At first, the central character appears to be a New Yorker called Jack O'Brien (Penn), an architect or an engineer - we're never quite sure, because the conversations he has take place at a volume just on the edge of intelligibility. He's stricken by a specific grief which has thickened into an existential unease.
The roots of that lie in Waco, Texas in the 1950s where young Jack (McCracken) is growing up with his brothers (Eppler and Sheridan).
The fact that the parents (Pitt and Chastain) are intended as archetypes is hinted at by the fact that neither is given a first name and although they operate as such strong narrative forces, they are oddly opaque as individuals: he works in a factory of some sort, though he adores Brahms and is the organist at their local church; she, a flame-haired pre-Raphaelite beauty, is just there, really.

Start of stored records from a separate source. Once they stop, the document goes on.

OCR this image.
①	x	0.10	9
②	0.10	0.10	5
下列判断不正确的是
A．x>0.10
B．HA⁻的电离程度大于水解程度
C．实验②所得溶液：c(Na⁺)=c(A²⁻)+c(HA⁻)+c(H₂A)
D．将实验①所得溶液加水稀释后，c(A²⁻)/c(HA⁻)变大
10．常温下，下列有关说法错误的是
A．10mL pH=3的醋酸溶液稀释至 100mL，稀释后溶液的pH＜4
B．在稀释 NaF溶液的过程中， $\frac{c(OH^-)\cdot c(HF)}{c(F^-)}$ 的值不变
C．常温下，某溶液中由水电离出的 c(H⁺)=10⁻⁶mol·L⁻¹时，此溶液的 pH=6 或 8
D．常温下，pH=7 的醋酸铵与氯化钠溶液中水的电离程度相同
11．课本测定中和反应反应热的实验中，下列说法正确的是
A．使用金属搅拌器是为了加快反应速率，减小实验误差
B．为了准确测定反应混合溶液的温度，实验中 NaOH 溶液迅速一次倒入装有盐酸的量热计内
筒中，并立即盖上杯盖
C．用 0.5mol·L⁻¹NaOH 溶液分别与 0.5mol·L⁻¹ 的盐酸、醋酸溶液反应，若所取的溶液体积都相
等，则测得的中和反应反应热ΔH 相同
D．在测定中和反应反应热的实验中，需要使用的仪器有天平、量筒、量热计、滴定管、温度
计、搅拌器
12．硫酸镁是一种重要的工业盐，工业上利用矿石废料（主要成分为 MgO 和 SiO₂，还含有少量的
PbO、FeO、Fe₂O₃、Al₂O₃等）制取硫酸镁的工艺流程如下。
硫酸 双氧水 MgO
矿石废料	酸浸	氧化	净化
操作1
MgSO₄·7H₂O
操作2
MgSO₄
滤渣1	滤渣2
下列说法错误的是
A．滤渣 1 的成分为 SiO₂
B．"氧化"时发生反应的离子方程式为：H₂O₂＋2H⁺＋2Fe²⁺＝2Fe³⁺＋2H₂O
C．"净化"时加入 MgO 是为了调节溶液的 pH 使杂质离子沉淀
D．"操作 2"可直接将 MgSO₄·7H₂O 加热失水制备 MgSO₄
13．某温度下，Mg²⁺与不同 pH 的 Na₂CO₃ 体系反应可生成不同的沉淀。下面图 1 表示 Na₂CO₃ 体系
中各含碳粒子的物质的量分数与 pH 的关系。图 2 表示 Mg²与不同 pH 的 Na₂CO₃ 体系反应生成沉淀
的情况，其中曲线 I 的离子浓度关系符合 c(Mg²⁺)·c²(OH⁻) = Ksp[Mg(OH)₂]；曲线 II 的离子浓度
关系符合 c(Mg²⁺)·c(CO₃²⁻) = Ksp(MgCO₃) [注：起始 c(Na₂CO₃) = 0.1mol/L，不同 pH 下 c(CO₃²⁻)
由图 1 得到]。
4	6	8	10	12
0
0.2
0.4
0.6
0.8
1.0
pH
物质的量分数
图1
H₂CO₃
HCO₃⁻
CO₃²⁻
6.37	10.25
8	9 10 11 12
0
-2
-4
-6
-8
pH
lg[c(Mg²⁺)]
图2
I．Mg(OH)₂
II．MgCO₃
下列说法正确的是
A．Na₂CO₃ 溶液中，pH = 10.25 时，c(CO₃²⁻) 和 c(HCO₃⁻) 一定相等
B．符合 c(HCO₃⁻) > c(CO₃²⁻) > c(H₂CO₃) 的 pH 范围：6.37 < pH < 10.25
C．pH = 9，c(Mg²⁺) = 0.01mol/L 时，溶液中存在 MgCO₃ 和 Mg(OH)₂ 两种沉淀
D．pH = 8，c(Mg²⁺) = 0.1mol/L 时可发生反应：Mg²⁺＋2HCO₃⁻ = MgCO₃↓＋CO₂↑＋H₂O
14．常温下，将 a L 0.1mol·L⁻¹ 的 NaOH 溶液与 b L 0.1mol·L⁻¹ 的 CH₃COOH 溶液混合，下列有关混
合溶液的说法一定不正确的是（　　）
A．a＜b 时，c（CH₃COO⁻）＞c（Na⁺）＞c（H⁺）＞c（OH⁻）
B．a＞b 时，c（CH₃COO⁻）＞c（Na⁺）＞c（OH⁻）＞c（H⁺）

What this points to is that the film gives us a child's eye perspective on the loss of innocence, not one refracted through the regretful adult gaze. I can't think of a film that has captured more precisely and more poignantly the painful confusion of growing up in the shadow of paternal ambivalence.
Pitt's Mr O'Brien is a man whose rage is tightly bound in a web of social custom, and when it breaks free we feel, like the boys, that we stare uncomprehending into an abyss.
What's problematic about the film is that the sun-kissed scenes of childhood are sandwiched between a depiction of the creation (which comes off like a classy version of those light-shows at acid rock concerts interleaved with outtakes from Jurassic Park) and of heaven (a reunion of souls on an endless beach). Malick's vision of this life as a corrupted Eden (most of the "dialogue" is intoned as a breathy voiceover, full of lines that sound like angels talking to each other) seems more silly than sublime.
The film certainly looks ravishing - Jack Fisk, a Malick regular who also works with David Lynch, conjures a world of gorgeously specific detail - and a magnificent soundtrack includes Brahms and, in the climactic rapture, the Berlioz Requiem. But I'm still waiting for Malick to make a better film than his first one.
Cast: Sean Penn, Brad Pitt, Jessica Chastain, Laramie Eppler, Hunter McCracken, Tye Sheridan
Director: Terrence Malick
Running time: 138 mins
Rating: M (adult themes)
Verdict: Both sublime and ridiculous The components of The Tree of Life don't really come together as a comprehensive whole.